11 julho, 2009

Castro Prieto

© Castro Prieto


Fotografo o que não vivi

Sérgio B. Gomes
(P2, 11.07.2009)

Há quem se dedique a registar pela fotografia o ínfimo acontecimento, a marcha da pequena e da grande história que ficará agarrada a uma linha cronológica, a uma coutada geográfica. É um trabalho (necessidade) de classificação e de arquivo que (ainda) dá à fotografia esse estatuto tão especial de prova do que foi, de como, onde e com quem aconteceu. Diz-se documental esse registo que, com o mínimo de artifícios estilísticos, tenta reproduzir fielmente a realidade.

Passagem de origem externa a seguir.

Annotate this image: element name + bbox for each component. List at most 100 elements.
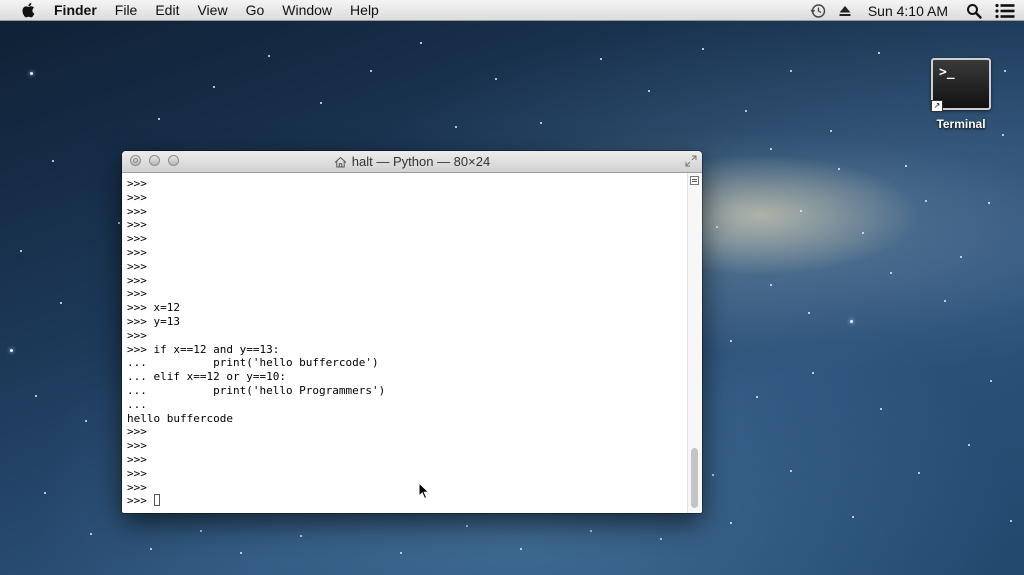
home-folder-icon [334,156,347,167]
terminal-line: >>> [127,425,147,439]
terminal-prompt: >>> [127,494,154,508]
star [648,90,650,92]
star [790,470,792,472]
star [988,202,990,204]
star [300,535,302,537]
terminal-line: >>> [127,328,147,342]
terminal-line: ... print('hello buffercode') [127,356,379,370]
terminal-line: >>> [127,218,147,232]
menu-go[interactable]: Go [246,0,265,21]
terminal-input-line[interactable]: >>> [127,494,688,508]
star [20,250,22,252]
minimize-button[interactable] [149,155,160,166]
star [590,530,592,532]
scrollbar-thumb[interactable] [691,448,698,508]
star [790,70,792,72]
menu-file[interactable]: File [115,0,138,21]
terminal-line: >>> [127,177,147,190]
star [200,530,202,532]
terminal-line: >>> [127,466,147,480]
star [730,522,732,524]
star [862,232,864,234]
menu-edit[interactable]: Edit [155,0,179,21]
star [660,538,662,540]
star [756,396,758,398]
window-title-text: halt — Python — 80×24 [351,154,491,169]
star [800,210,802,212]
terminal-window: halt — Python — 80×24 >>> >>> >>> >>> >>> >>>… [122,151,702,513]
split-pane-icon[interactable] [690,176,699,185]
star [770,284,772,286]
mouse-cursor-icon [418,482,430,500]
star [918,472,920,474]
terminal-prompt-glyph: >_ [939,65,955,80]
close-button[interactable] [130,155,141,166]
star [878,52,880,54]
terminal-output[interactable]: >>> >>> >>> >>> >>> >>> >>> >>> >>> >>> x=12 >>> y… [122,173,688,513]
terminal-line: ... [127,397,147,411]
vertical-scrollbar[interactable] [687,173,702,513]
eject-icon[interactable] [838,4,852,18]
star [730,340,732,342]
star [1004,70,1006,72]
terminal-line: >>> [127,190,147,204]
star [540,122,542,124]
spotlight-search-icon[interactable] [966,3,982,19]
star [770,148,772,150]
terminal-line: >>> [127,232,147,246]
terminal-line: >>> x=12 [127,301,180,315]
terminal-line: >>> [127,245,147,259]
star [852,516,854,518]
star [960,256,962,258]
alias-arrow-icon: ↗ [931,100,943,112]
star [712,474,714,476]
terminal-line: ... print('hello Programmers') [127,383,386,397]
star [240,552,242,554]
star [10,349,13,352]
star [745,110,747,112]
desktop-icon-label: Terminal [936,117,986,131]
star [808,312,810,314]
star [44,492,46,494]
star [30,72,33,75]
star [600,58,602,60]
star [455,126,457,128]
menu-help[interactable]: Help [350,0,379,21]
terminal-line: >>> [127,204,147,218]
star [60,302,62,304]
terminal-line: >>> y=13 [127,314,180,328]
star [944,300,946,302]
star [370,70,372,72]
desktop-icon-terminal[interactable]: >_ ↗ Terminal [926,58,996,131]
star [1002,134,1004,136]
star [990,380,992,382]
notification-center-icon[interactable] [994,3,1016,19]
star [158,118,160,120]
star [85,420,87,422]
star [905,165,907,167]
star [520,548,522,550]
star [35,395,37,397]
menu-app-name[interactable]: Finder [54,0,97,21]
apple-icon[interactable] [20,1,38,19]
terminal-line: >>> [127,287,147,301]
fullscreen-icon[interactable] [685,155,697,167]
star [466,525,468,527]
window-titlebar[interactable]: halt — Python — 80×24 [122,151,702,173]
star [850,320,853,323]
zoom-button[interactable] [168,155,179,166]
terminal-line: >>> if x==12 and y==13: [127,342,280,356]
menu-view[interactable]: View [197,0,227,21]
menu-window[interactable]: Window [282,0,332,21]
terminal-line: >>> [127,273,147,287]
star [812,372,814,374]
terminal-line: ... elif x==12 or y==10: [127,370,286,384]
time-machine-icon[interactable] [810,3,826,19]
star [420,42,422,44]
menu-clock[interactable]: Sun 4:10 AM [868,3,948,19]
terminal-line: >>> [127,439,147,453]
star [880,408,882,410]
star [400,552,402,554]
star [118,222,120,224]
star [890,272,892,274]
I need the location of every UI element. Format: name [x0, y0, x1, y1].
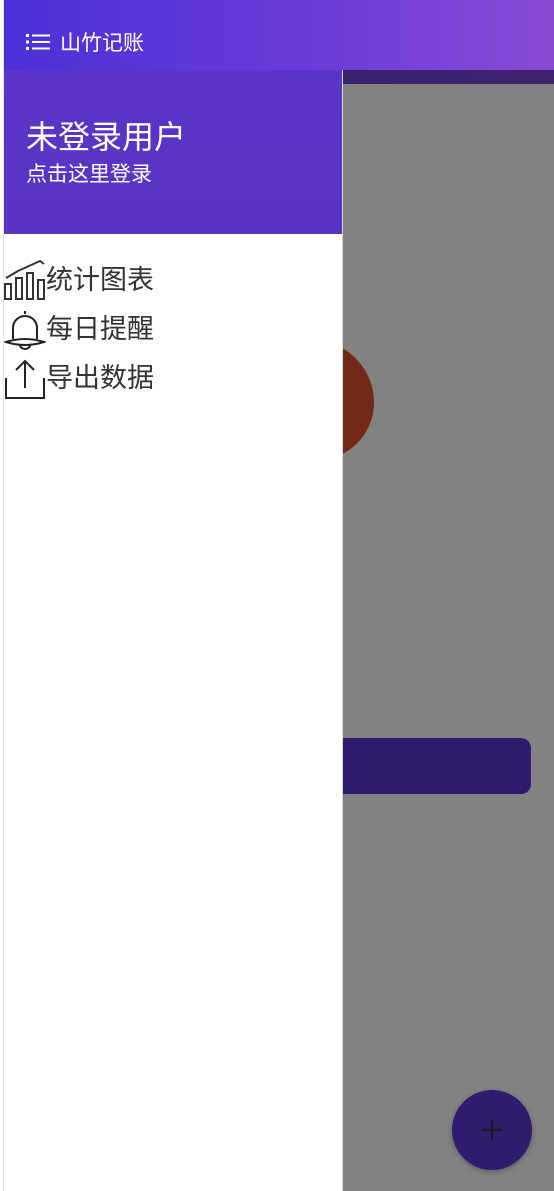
- drawer-header[interactable]: 未登录用户 点击这里登录: [4, 70, 342, 234]
- menu-item-label: 每日提醒: [46, 313, 154, 345]
- upload-icon: [4, 358, 46, 400]
- bell-icon: [2, 309, 48, 351]
- plus-icon: [482, 1120, 502, 1140]
- menu-item-label: 导出数据: [46, 362, 154, 394]
- menu-item-statistics[interactable]: 统计图表: [4, 256, 342, 305]
- app-bar: 山竹记账: [4, 0, 554, 70]
- app-title: 山竹记账: [60, 31, 144, 55]
- drawer-menu: 统计图表 每日提醒 导出数据: [2, 256, 342, 403]
- login-link[interactable]: 点击这里登录: [26, 159, 152, 189]
- menu-item-label: 统计图表: [46, 264, 154, 296]
- menu-item-daily-reminder[interactable]: 每日提醒: [2, 305, 342, 354]
- app-screen: 山竹记账 未登录用户 点击这里登录 统计图表 每日提醒 导出数据: [0, 0, 554, 1191]
- menu-item-export-data[interactable]: 导出数据: [4, 354, 342, 403]
- navigation-drawer: 未登录用户 点击这里登录 统计图表 每日提醒 导出数据: [2, 70, 343, 1191]
- user-name: 未登录用户: [26, 118, 187, 156]
- bar-chart-icon: [4, 259, 46, 302]
- menu-list-icon[interactable]: [26, 32, 50, 52]
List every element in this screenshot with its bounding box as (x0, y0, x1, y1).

Há quem nos reproduza parcelas do mundo tal qual ele é - puro e duro. E há quem parta dessa frieza para registos que tocam um mundo mais onírico e fantasmagórico, mais mágico, intemporal - um mundo que contraria e que sujeita a história à poesia. É nesta linguagem fotográfica - muito mais ligada à atmosfera introspectiva do que à fidelidade do acontecimento - que assenta Estraños, a exposição com que o espanhol Juan Manuel Castro Prieto (Madrid, 1958) se apresenta pela primeira vez em Portugal na Kgaleria, em Lisboa.

Para quem construiu um percurso na fotografia sobretudo ligado aos rigores da técnica - Prieto é um dos mais exímios e reputados impressores de fotografia espanhóis com clientes como Chema Madoz, Cristina García Rodero e Alberto Garcia-Alix - não deixa de ser paradoxal que o conjunto de imagens que dão forma a Estraños assente em abordagens difusas, tanto na forma como no conteúdo, que resvala facilmente para a alegoria, para o lirismo literário. Paradoxal, mas também revelador de uma necessidade de enfrentar convenções e de encontrar diferentes maneiras de ver e fazer fotografia. Alejandro Castellote, comissário desta exposição apresentada pela primeira vez em Madrid em 2002, ano em que Prieto ganhou o prémio carreira do festival PhotoEspaña, elogia-lhe a atitude "coerente" em busca de "mundos oníricos a partir do quotidiano" e vê no "fatalismo" com que encara a vida um dos principais motores da sua produção fotográfica. Em resposta a Castellote, no catálogo de Estraños, Castro Prieto resume o resultado dessa procura assim: "Fotografo experiências que não vivi".